Here we see the traditional output of a K - Means clustering plot, where our clusters seem to be well refined. Generally the clusters are localized around their cluster, and this is good, because it implies 10 centroids is adequate enough for this cluster analysis. It would seem that the clusters that lie on the edge of the scatter plot tend to be more dispersed, which might encourage further increasing of K. (It should me mentioned that due to the black box nature of PCA, the x and y axes don't have any actual meaning. It somewhat be interpreted as a conglomeration of the 12 dimensions of meaningful variables we had initially).
Conclusion
All in all we've determined that we cannot detect players who are undervalued because of their underperformance in one year from this analysis. It might prove useful to increase the amount of centroids to get more defined cluster edges, then to rerun our analysis.

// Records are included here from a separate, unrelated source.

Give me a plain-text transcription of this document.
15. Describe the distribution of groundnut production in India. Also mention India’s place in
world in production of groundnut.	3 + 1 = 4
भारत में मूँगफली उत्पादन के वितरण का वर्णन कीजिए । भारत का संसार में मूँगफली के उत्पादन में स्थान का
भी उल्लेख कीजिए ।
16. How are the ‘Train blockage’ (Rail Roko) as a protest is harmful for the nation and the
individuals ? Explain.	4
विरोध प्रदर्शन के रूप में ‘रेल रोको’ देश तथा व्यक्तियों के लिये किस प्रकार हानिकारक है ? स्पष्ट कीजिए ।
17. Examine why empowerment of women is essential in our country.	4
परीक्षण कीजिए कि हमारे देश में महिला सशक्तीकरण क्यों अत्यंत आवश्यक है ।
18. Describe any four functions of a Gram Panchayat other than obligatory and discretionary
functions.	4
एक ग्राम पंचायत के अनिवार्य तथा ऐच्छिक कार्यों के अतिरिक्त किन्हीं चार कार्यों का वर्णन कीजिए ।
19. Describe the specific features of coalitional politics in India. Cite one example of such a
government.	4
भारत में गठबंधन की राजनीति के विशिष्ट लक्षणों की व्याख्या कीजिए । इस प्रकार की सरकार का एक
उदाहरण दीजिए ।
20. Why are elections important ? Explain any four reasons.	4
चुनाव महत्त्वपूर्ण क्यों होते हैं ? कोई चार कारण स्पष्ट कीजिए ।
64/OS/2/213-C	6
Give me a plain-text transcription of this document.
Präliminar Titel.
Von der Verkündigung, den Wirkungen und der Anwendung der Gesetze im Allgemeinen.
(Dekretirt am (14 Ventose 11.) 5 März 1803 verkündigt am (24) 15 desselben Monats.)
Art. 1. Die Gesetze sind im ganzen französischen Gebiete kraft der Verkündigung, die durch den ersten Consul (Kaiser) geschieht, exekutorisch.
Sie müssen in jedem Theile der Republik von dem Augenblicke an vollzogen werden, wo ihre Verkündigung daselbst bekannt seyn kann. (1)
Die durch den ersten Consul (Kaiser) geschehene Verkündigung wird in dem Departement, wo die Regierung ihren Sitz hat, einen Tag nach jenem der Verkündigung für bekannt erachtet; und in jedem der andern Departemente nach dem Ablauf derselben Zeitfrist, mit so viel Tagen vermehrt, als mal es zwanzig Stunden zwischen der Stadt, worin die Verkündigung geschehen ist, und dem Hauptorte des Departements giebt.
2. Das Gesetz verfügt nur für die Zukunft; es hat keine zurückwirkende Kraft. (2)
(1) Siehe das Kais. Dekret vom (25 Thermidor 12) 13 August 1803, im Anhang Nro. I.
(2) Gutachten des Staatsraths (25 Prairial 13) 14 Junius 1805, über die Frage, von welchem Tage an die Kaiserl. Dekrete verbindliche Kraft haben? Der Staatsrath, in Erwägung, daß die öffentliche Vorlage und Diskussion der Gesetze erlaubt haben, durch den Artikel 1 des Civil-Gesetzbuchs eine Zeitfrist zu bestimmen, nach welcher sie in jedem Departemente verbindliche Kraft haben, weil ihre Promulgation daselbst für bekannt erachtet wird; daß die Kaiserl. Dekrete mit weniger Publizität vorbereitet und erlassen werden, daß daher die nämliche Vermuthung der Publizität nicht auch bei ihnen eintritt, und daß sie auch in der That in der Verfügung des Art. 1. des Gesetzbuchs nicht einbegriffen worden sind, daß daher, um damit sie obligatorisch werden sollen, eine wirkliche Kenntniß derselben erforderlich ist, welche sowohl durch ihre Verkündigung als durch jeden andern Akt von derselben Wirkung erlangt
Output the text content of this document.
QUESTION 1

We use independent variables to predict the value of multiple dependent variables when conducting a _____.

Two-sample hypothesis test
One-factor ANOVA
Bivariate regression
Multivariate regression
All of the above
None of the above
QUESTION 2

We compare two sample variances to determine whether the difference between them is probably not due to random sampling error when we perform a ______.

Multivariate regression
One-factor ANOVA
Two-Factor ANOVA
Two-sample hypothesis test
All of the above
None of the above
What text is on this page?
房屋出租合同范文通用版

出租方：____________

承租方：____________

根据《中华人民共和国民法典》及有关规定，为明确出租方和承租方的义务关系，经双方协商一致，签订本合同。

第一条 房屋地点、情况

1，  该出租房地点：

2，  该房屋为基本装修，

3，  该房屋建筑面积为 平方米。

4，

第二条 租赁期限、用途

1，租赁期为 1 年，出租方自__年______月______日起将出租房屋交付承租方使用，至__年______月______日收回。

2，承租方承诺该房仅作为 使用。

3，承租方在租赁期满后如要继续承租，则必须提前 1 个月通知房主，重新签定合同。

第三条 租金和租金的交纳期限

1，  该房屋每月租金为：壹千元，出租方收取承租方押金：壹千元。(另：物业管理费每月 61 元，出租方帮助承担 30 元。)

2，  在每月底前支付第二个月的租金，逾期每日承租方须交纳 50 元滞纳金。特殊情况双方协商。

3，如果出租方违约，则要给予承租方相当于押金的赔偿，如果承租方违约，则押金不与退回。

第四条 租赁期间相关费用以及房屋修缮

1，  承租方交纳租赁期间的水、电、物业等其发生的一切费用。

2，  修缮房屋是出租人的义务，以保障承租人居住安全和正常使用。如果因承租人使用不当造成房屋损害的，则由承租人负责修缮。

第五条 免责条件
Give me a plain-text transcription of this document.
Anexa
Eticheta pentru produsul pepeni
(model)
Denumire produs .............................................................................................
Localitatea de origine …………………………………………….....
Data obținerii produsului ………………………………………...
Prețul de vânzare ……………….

Some improvements to this model scheme might be in the form of...
Running a LASSO/L1 regression (FIP ~ . ) because we can determine if all of our variables are actually significant when it comes to predicting our desired metric, FIP. This would allow us to do an early and interpretable dimension reduction.
To use a Gaussian mixtures approach alongside the K - Means algorithm. This is because Gaussian mixtures adds an uncertainty measure along with assignment to a cluster, which could help our selection of which players to analyze their WAR/IP.
Notes
I’m back! I’ve had a lack of motivation to write when the baseball season wasn’t in session, but now that it’s back, I’m here to write!
Over the pass few months I’ve been training in the ways of machine learning and modeling, so if you liked this type of ML analysis, more will come your way.
This season I’m looking at a couple teams, Dodgers (of course), Phillies, Guardians, and the Orioles.